The album didn’t immediately burrow into my skull on the first pass when I saw it come up at the esteemed and endlessly reliable tegosluchamPL. But a second pass as the closing track on onetwoxu.de‘s recent Verspannungskassette #40 finally got it through the thickness and had me excitedly searching “guitar” in google like a jackass for a bit.

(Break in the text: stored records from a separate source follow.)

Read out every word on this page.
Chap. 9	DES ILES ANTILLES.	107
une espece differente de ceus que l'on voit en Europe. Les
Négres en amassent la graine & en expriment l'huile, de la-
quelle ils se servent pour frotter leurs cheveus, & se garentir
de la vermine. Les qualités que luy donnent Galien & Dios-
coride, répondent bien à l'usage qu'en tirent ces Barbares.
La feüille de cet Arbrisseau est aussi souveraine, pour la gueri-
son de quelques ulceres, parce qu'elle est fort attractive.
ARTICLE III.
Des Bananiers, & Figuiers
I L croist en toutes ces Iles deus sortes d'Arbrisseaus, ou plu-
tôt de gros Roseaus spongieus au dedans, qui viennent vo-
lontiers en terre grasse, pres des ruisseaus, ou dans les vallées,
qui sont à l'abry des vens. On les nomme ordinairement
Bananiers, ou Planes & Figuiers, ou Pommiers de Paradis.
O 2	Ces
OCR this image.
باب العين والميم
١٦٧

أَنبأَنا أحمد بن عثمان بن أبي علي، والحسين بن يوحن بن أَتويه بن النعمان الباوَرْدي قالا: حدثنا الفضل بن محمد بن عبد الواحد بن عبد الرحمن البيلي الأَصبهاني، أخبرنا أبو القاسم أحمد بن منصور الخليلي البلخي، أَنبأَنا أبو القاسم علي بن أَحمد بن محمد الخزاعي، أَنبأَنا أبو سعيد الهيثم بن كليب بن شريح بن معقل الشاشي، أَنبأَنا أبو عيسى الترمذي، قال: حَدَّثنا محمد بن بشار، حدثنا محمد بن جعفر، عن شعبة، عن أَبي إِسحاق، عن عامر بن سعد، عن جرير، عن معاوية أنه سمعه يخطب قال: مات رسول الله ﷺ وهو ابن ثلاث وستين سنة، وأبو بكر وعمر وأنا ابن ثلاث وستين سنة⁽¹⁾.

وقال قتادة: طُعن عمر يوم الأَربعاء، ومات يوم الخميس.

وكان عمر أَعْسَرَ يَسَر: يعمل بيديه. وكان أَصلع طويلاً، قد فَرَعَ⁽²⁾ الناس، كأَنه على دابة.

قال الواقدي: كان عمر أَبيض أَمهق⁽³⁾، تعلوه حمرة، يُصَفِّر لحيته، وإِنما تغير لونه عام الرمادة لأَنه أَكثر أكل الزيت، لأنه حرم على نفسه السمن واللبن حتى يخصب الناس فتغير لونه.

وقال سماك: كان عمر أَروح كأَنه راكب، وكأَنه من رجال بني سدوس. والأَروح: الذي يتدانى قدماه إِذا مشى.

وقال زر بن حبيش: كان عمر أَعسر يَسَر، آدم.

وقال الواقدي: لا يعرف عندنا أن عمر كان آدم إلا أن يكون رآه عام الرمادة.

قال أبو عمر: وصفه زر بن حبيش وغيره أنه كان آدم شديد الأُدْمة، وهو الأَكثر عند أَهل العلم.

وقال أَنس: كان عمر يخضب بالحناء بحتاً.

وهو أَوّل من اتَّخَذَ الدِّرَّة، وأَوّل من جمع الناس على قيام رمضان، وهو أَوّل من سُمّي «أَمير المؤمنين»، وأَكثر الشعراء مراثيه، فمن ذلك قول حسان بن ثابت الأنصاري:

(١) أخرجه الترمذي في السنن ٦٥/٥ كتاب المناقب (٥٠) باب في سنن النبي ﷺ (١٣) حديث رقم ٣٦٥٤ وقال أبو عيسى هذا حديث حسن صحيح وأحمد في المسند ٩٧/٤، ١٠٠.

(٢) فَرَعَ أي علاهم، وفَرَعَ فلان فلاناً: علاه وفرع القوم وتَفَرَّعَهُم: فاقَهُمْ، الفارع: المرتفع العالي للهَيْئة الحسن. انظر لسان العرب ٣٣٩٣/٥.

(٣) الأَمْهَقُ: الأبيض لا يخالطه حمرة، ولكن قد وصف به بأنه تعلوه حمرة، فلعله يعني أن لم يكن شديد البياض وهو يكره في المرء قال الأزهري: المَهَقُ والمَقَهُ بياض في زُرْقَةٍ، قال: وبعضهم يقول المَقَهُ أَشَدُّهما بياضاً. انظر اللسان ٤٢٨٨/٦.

What should rock music sound like in a geriatric oligarchy? It’s a tool, as always, but one of escape or commiseration? In Guitar’s self-titled you can have a bit of both. From where I sit —fleeing one price gouging to another, within a gauntlet of diseases, no prospects or future— it feels like a good approximation: the sound of disillusionment compounding. There are plenty of bits where the melody and traditional structure is subverted, detuned and driven off the cliff or into a pit. And ringing truer because of it. And with plenty of cohabitant reference points for footing. And the work is overall stronger for it, ending with this, the most approachable track, “double down.” In a class of them it would be voted most likely to succeed, but, in god’s name, at what? It is the most at ease with expectations and a great tune, bigger within the context of a really good set.

The cassette is out on Spared Flesh Records.